William Farel, Guillaume Farel, (1489September 13 1565), was a French evangelist, and a founder of the Reformed Church in the cantons of Neuchâtel, Berne, Geneva, and Vaud in Switzerland. He is most often remembered for having persuaded John Calvin to remain in Geneva in 1536, and for persuading him to return there in 1541, after their expulsion in 1538. They influenced the government of Geneva to the point that it became a theocratic state, the "Protestant Rome", where Protestants took refuge and non-Protestants were persecuted. Together with Calvin, Farel worked to train missionary preachers who spread the Protestant cause to other countries, and especially to France.
   Farel was a fiery preacher and an energetic critic of the Roman Catholic Church. In the earliest years of the Reformation in France, he was a pupil of the pro-reform Catholic priest, Jacques Lefevre d'Etaples. With Lefevre he became a member of the Cercle de Meaux gathered together from 1519 by the reform-minded bishop of Meaux, Guillaume Briçonnet, who invited a number of evangelical Humanists to work in his diocese to help implement his reform program within the Catholic Church. This group of Humanists also included Josse van Clichtove, Martial Mazurier, Gérard Roussel, and François Vatable. The members of the Meaux circle were of different talents but they generally emphasized the study of the Bible and a return to the theology of the early Church. While working with Lefevre in Meaux, Farel came under the influence of Lutheran ideas and became an avid promoter of them. After condemnation by the Sorbonne, Farel evangelized fervently in the Dauphiné.
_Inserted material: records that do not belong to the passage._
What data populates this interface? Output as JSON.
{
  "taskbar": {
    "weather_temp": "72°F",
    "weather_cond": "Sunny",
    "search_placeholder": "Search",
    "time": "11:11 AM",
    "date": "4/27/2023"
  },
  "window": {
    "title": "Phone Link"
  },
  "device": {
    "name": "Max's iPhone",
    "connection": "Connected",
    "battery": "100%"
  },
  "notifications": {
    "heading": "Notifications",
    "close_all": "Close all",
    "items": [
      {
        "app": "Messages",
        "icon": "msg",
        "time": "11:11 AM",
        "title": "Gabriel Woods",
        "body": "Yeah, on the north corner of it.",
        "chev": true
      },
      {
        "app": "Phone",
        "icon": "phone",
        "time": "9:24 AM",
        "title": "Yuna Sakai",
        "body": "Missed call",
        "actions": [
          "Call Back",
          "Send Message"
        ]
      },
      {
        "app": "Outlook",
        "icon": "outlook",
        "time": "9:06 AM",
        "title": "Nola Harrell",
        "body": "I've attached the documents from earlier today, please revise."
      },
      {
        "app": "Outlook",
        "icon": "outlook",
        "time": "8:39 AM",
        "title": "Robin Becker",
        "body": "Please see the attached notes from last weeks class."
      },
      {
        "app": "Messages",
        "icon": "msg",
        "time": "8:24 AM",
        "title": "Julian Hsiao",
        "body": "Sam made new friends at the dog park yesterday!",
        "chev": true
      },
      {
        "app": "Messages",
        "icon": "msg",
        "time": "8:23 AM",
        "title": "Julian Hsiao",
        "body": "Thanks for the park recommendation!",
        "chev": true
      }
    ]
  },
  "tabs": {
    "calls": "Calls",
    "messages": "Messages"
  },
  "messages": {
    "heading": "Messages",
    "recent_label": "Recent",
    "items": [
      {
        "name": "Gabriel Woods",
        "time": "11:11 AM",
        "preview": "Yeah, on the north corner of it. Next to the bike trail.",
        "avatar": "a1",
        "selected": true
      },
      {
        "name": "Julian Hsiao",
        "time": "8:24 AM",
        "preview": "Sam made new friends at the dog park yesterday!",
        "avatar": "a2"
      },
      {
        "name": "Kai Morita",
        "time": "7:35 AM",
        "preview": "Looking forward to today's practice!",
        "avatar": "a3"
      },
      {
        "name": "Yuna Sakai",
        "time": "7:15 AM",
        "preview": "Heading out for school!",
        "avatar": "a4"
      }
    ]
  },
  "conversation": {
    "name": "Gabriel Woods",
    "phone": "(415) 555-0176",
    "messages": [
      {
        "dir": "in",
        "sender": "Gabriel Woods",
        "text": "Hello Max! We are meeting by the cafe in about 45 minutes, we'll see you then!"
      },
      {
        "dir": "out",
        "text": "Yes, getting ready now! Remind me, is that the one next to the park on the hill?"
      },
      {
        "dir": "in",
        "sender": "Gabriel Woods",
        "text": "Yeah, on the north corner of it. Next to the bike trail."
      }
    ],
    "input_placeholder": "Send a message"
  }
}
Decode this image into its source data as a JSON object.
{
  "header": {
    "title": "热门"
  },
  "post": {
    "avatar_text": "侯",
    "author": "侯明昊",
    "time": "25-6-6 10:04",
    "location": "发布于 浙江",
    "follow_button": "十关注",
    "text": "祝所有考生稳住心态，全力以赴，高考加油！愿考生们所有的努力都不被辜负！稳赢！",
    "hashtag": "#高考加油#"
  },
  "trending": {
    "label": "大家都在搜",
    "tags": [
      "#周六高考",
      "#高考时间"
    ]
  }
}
   He was forced to flee to Switzerland because of controversy that was aroused by his writings against the use of images in Christian worship. He spent time at Zurich with Huldrych Zwingli and at Strasbourg, with Martin Bucer. He convinced Neuchâtel to join the Reform in 1530.
   He established himself in Geneva in 1532, where he remained as minister, drawing Calvin to the city, but breaking with him over the Eucharist. He was banished from Geneva in 1538, in part for his rigorous positions, and retired to Neuchâtel, where he died.
   It is interesting to note that, although Farel was a friend of Calvin's, he was a promoter of Lutheran ideas in his youth. Today, Calvinism and Lutheranism are two completely separate denominations, but Farel's relationship with both would show that they once had more in common than what they share today.